Here are a few ideas:
Communicate transparently. Employees want open and honest communication for both good and bad news. They also want to understand the big picture. Involve them in projects that they aren’t directly responsible for to gain interesting input.
Clearly define goals. Being able to track progress helps employees feel in control. They have a purpose and they can check their progress.
Give feedback often. Timely and objective coaching will help good performers keep growing.
Help workers focus on work. Make meetings shorter. Teach employees how to streamline emails.
Help employees bond. Employees will stay if that’s where all their friends are. So, help them bond with co-workers. Create a no email day once in a while, so employees must communicate in person. Lunches and cookouts or a day at the ballpark will give everyone a chance to get to know each other better.
Make sure new employees feel welcome. Don’t let a new hire spend his or her first day in HR. Host a get acquainted lunch or department breakfast. Give the new employee an opportunity to meet people within the department and beyond.

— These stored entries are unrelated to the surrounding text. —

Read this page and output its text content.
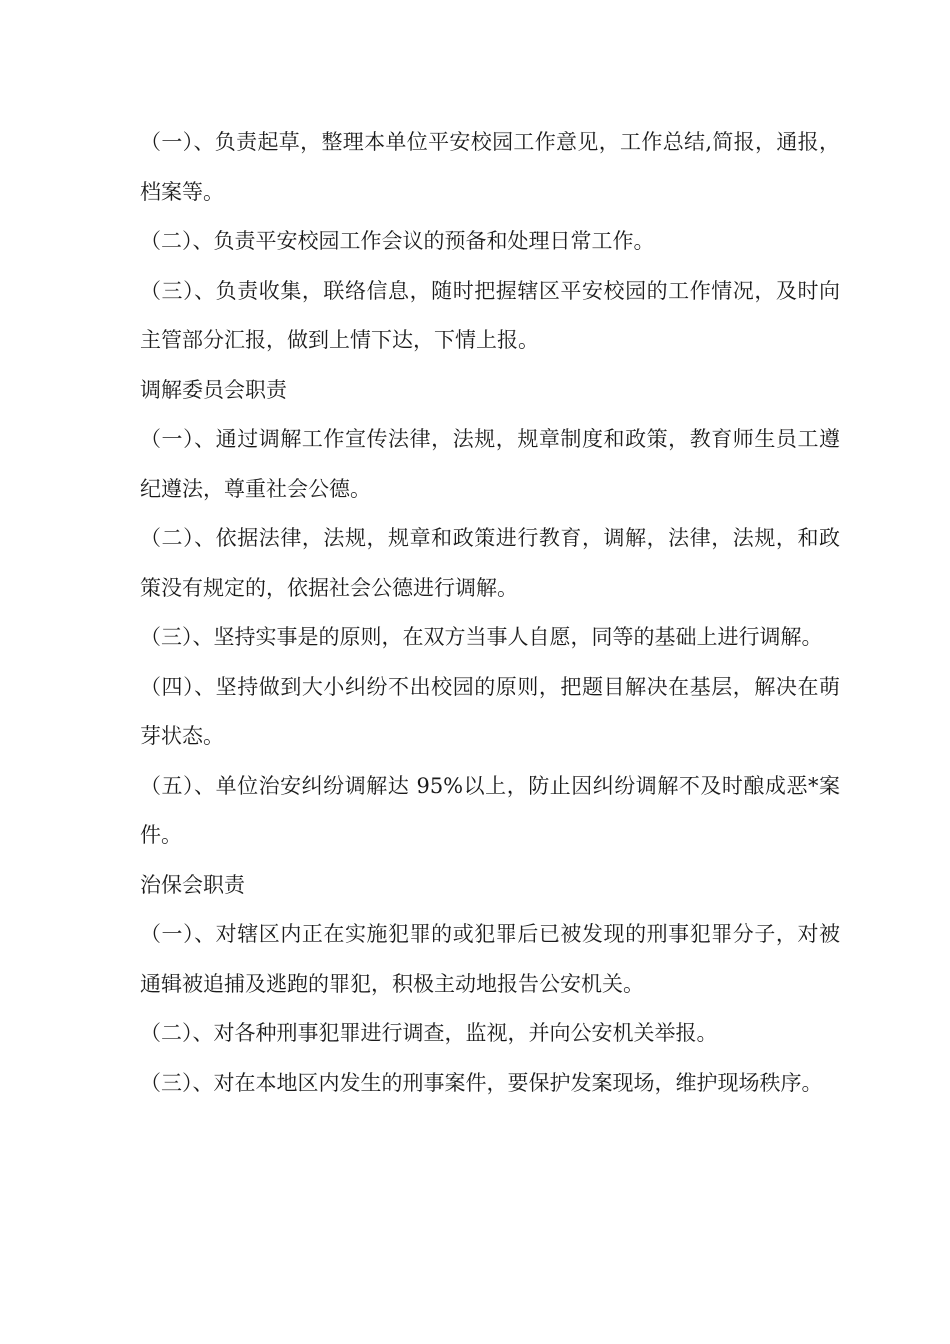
（一）、负责起草，整理本单位平安校园工作意见，工作总结,简报，通报，档案等。

（二）、负责平安校园工作会议的预备和处理日常工作。

（三）、负责收集，联络信息，随时把握辖区平安校园的工作情况，及时向主管部分汇报，做到上情下达，下情上报。

调解委员会职责

（一）、通过调解工作宣传法律，法规，规章制度和政策，教育师生员工遵纪遵法，尊重社会公德。

（二）、依据法律，法规，规章和政策进行教育，调解，法律，法规，和政策没有规定的，依据社会公德进行调解。

（三）、坚持实事是的原则，在双方当事人自愿，同等的基础上进行调解。

（四）、坚持做到大小纠纷不出校园的原则，把题目解决在基层，解决在萌芽状态。

（五）、单位治安纠纷调解达 95%以上，防止因纠纷调解不及时酿成恶*案件。

治保会职责

（一）、对辖区内正在实施犯罪的或犯罪后已被发现的刑事犯罪分子，对被通辑被追捕及逃跑的罪犯，积极主动地报告公安机关。

（二）、对各种刑事犯罪进行调查，监视，并向公安机关举报。

（三）、对在本地区内发生的刑事案件，要保护发案现场，维护现场秩序。
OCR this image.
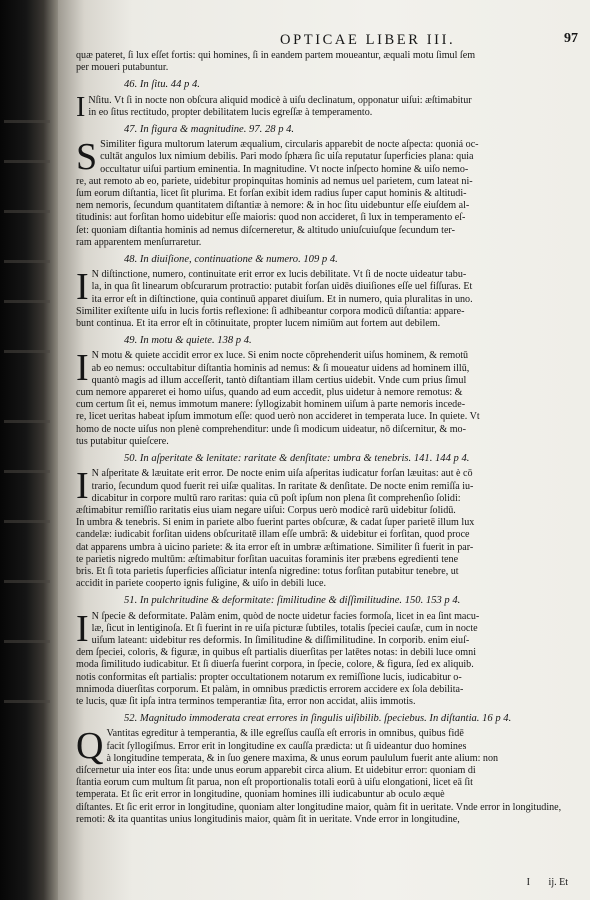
OPTICAE LIBER III.	97
quæ pateret, ſi lux eſſet fortis: qui homines, ſi in eandem partem moueantur, æquali motu ſimul ſem
per moueri putabuntur.
46. In ſitu. 44 p 4.
I Nſitu. Vt ſi in nocte non obſcura aliquid modicè à uiſu declinatum, opponatur uiſui: æſtimabitur
in eo ſitus rectitudo, propter debilitatem lucis egreſſæ à temperamento.
47. In figura & magnitudine. 97. 28 p 4.
S Similiter figura multorum laterum æqualium, circularis apparebit de nocte aſpecta: quoniá oc-
cultāt angulos lux nimium debilis. Pari modo ſphæra ſic uiſa reputatur ſuperficies plana: quia
occultatur uiſui partium eminentia. In magnitudine. Vt nocte inſpecto homine & uiſo nemo-
re, aut remoto ab eo, pariete, uidebitur propinquitas hominis ad nemus uel parietem, cum lateat ni-
ſum eorum diſtantia, licet ſit plurima. Et forſan exibit idem radius ſuper caput hominis & altitudi-
nem nemoris, ſecundum quantitatem diſtantiæ à nemore: & in hoc ſitu uidebuntur eſſe eiuſdem al-
titudinis: aut forſitan homo uidebitur eſſe maioris: quod non accideret, ſi lux in temperamento eſ-
ſet: quoniam diſtantia hominis ad nemus diſcerneretur, & altitudo uniuſcuiuſque ſecundum ter-
ram apparentem menſurraretur.
48. In diuiſione, continuatione & numero. 109 p 4.
I N diſtinctione, numero, continuitate erit error ex lucis debilitate. Vt ſi de nocte uideatur tabu-
la, in qua ſit linearum obſcurarum protractio: putabit forſan uidēs diuiſiones eſſe uel fiſſuras. Et
ita error eſt in diſtinctione, quia continuū apparet diuiſum. Et in numero, quia pluralitas in uno.
Similiter exiſtente uiſu in lucis fortis reflexione: ſi adhibeantur corpora modicū diſtantia: appare-
bunt continua. Et ita error eſt in cōtinuitate, propter lucem nimiūm aut fortem aut debilem.
49. In motu & quiete. 138 p 4.
I N motu & quiete accidit error ex luce. Si enim nocte cōprehenderit uiſus hominem, & remotū
ab eo nemus: occultabitur diſtantia hominis ad nemus: & ſi moueatur uidens ad hominem illū,
quantò magis ad illum acceſſerit, tantò diſtantiam illam certius uidebit. Vnde cum prius ſimul
cum nemore appareret ei homo uiſus, quando ad eum accedit, plus uidetur à nemore remotus: &
cum certum ſit ei, nemus immotum manere: ſyllogizabit hominem uiſum à parte nemoris incede-
re, licet ueritas habeat ipſum immotum eſſe: quod uerò non accideret in temperata luce. In quiete. Vt
homo de nocte uiſus non plenè comprehenditur: unde ſi modicum uideatur, nō diſcernitur, & mo-
tus putabitur quieſcere.
50. In aſperitate & lenitate: raritate & denſitate: umbra & tenebris. 141. 144 p 4.
I N aſperitate & læuitate erit error. De nocte enim uiſa aſperitas iudicatur forſan læuitas: aut è cō
trario, ſecundum quod fuerit rei uiſæ qualitas. In raritate & denſitate. De nocte enim remiſſa iu-
dicabitur in corpore multū raro raritas: quia cū poſt ipſum non plena ſit comprehenſio ſolidi:
æſtimabitur remiſſio raritatis eius uiam negare uiſui: Corpus uerò modicè rarū uidebitur ſolidū.
In umbra & tenebris. Si enim in pariete albo fuerint partes obſcuræ, & cadat ſuper parietē illum lux
candelæ: iudicabit forſitan uidens obſcuritatē illam eſſe umbrā: & uidebitur ei forſitan, quod proce
dat apparens umbra à uicino pariete: & ita error eſt in umbræ æſtimatione. Similiter ſi fuerit in par-
te parietis nigredo multūm: æſtimabitur forſitan uacuitas foraminis iter præbens egredienti tene
bris. Et ſi tota parietis ſuperficies aſſiciatur intenſa nigredine: totus forſitan putabitur tenebre, ut
accidit in pariete cooperto ignis fuligine, & uiſo in debili luce.
51. In pulchritudine & deformitate: ſimilitudine & diſſimilitudine. 150. 153 p 4.
I N ſpecie & deformitate. Palàm enim, quòd de nocte uidetur facies formoſa, licet in ea ſint macu-
læ, ſicut in lentiginoſa. Et ſi fuerint in re uiſa picturæ ſubtiles, totalis ſpeciei cauſæ, cum in nocte
uiſum lateant: uidebitur res deformis. In ſimilitudine & diſſimilitudine. In corporib. enim eiuſ-
dem ſpeciei, coloris, & figuræ, in quibus eſt partialis diuerſitas per latētes notas: in debili luce omni
moda ſimilitudo iudicabitur. Et ſi diuerſa fuerint corpora, in ſpecie, colore, & figura, ſed ex aliquib.
notis conformitas eſt partialis: propter occultationem notarum ex remiſſione lucis, iudicabitur o-
mnimoda diuerſitas corporum. Et palàm, in omnibus prædictis errorem accidere ex ſola debilita-
te lucis, quæ ſit ipſa intra terminos temperantiæ ſita, error non accidat, aliis immotis.
52. Magnitudo immoderata creat errores in ſingulis uiſibilib. ſpeciebus. In diſtantia. 16 p 4.
Q Vantitas egreditur à temperantia, & ille egreſſus cauſſa eſt erroris in omnibus, quibus fidē
facit ſyllogiſmus. Error erit in longitudine ex cauſſa prædicta: ut ſi uideantur duo homines
à longitudine temperata, & in ſuo genere maxima, & unus eorum paululum fuerit ante alium: non
diſcernetur uia inter eos ſita: unde unus eorum apparebit circa alium. Et uidebitur error: quoniam di
ſtantia eorum cum multum ſit parua, non eſt proportionalis totali eorū à uiſu elongationi, licet eā ſit
temperata. Et ſic erit error in longitudine, quoniam homines illi iudicabuntur ab oculo æquè
diſtantes. Et ſic erit error in longitudine, quoniam alter longitudine maior, quàm fit in ueritate. Vnde error in longitudine,
remoti: & ita quantitas unius longitudinis maior, quàm ſit in ueritate. Vnde error in longitudine,
I ij. Et
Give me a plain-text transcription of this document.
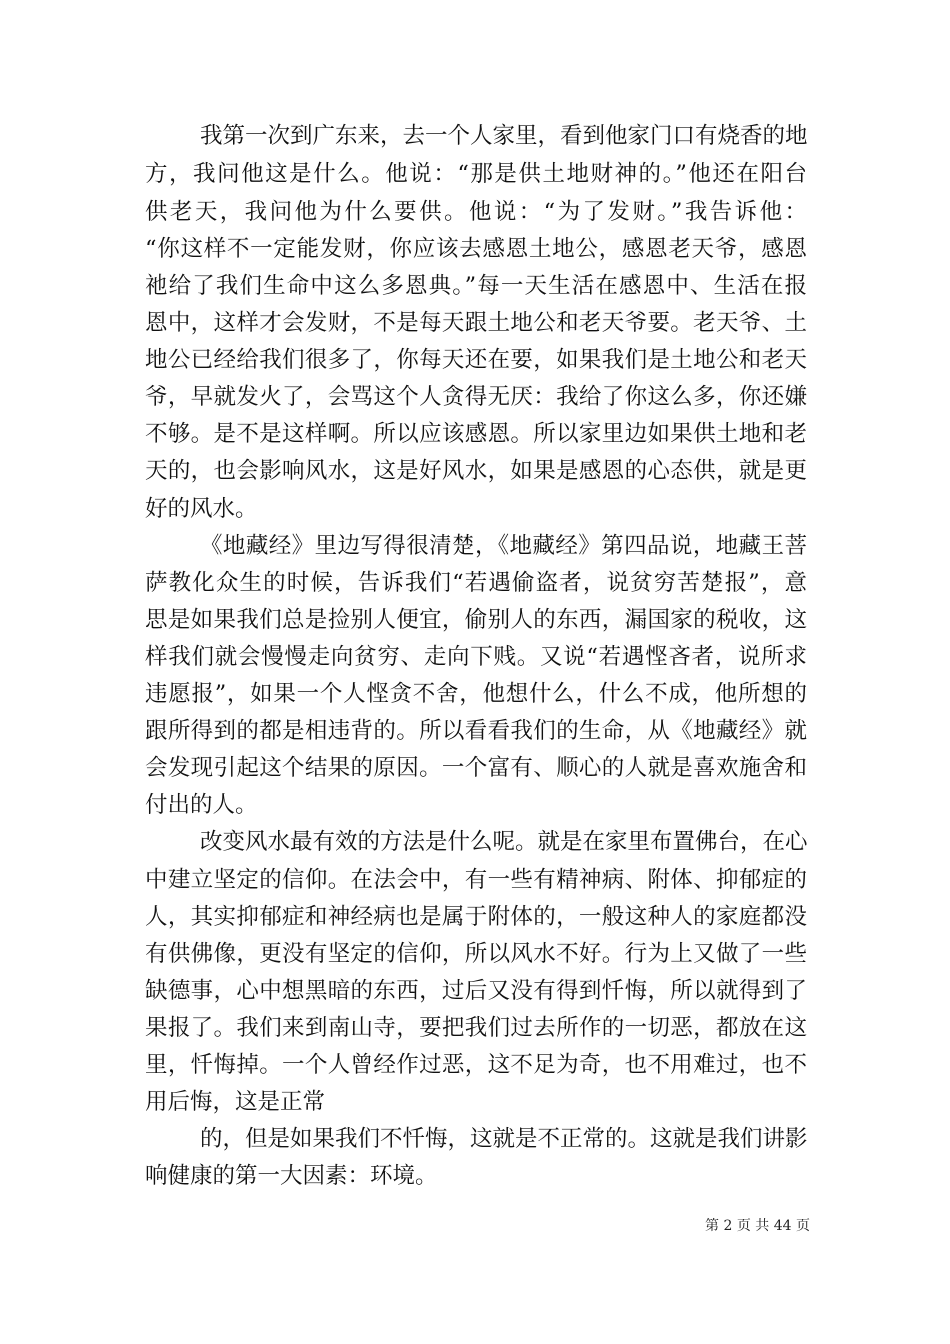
我第一次到广东来，去一个人家里，看到他家门口有烧香的地
方，我问他这是什么。他说：“那是供土地财神的。”他还在阳台
供老天，我问他为什么要供。他说：“为了发财。”我告诉他：
“你这样不一定能发财，你应该去感恩土地公，感恩老天爷，感恩
祂给了我们生命中这么多恩典。”每一天生活在感恩中、生活在报
恩中，这样才会发财，不是每天跟土地公和老天爷要。老天爷、土
地公已经给我们很多了，你每天还在要，如果我们是土地公和老天
爷，早就发火了，会骂这个人贪得无厌：我给了你这么多，你还嫌
不够。是不是这样啊。所以应该感恩。所以家里边如果供土地和老
天的，也会影响风水，这是好风水，如果是感恩的心态供，就是更
好的风水。
《地藏经》里边写得很清楚，《地藏经》第四品说，地藏王菩
萨教化众生的时候，告诉我们“若遇偷盗者，说贫穷苦楚报”，意
思是如果我们总是捡别人便宜，偷别人的东西，漏国家的税收，这
样我们就会慢慢走向贫穷、走向下贱。又说“若遇悭吝者，说所求
违愿报”，如果一个人悭贪不舍，他想什么，什么不成，他所想的
跟所得到的都是相违背的。所以看看我们的生命，从《地藏经》就
会发现引起这个结果的原因。一个富有、顺心的人就是喜欢施舍和
付出的人。
改变风水最有效的方法是什么呢。就是在家里布置佛台，在心
中建立坚定的信仰。在法会中，有一些有精神病、附体、抑郁症的
人，其实抑郁症和神经病也是属于附体的，一般这种人的家庭都没
有供佛像，更没有坚定的信仰，所以风水不好。行为上又做了一些
缺德事，心中想黑暗的东西，过后又没有得到忏悔，所以就得到了
果报了。我们来到南山寺，要把我们过去所作的一切恶，都放在这
里，忏悔掉。一个人曾经作过恶，这不足为奇，也不用难过，也不
用后悔，这是正常
的，但是如果我们不忏悔，这就是不正常的。这就是我们讲影
响健康的第一大因素：环境。
第 2 页 共 44 页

Reward performance — tailor it — celebrate it. Praise brings joy. Make employees feel good about the work they do. Thank them either with a note or verbally. Find out if they are more motivated by private or public recognition. If your employees go out to lunch, book a reservation somewhere. Take them out for a drink if they’re a happy-hour group. Celebrate the successes in a big way — throw a party. Dress up. Have fun.
Offer flexible work options. Telecommuting, job sharing, and compressed workweeks give employees options. As long as they communicate their schedules and get their work done, giving this freedom shows trust.
Allow creative solutions. If an employee comes up with a viable solution to a problem, don’t squash it. Give employees autonomy to solve problems … without rigid guidelines.
Offer new responsibility. Open communication will enable managers to recognize untapped skills and give employees a chance to use them. Some employees don’t want to do the same task over and over again. Some enjoy the challenge of new responsibilities.
Encourage career development. Show employees they are important to you by giving them chances to learn new things and better ways to do their jobs. How about offering training sessions with a free pizza lunch?
Keeping employees happy is worth the effort — and it can make the difference in your company’s success.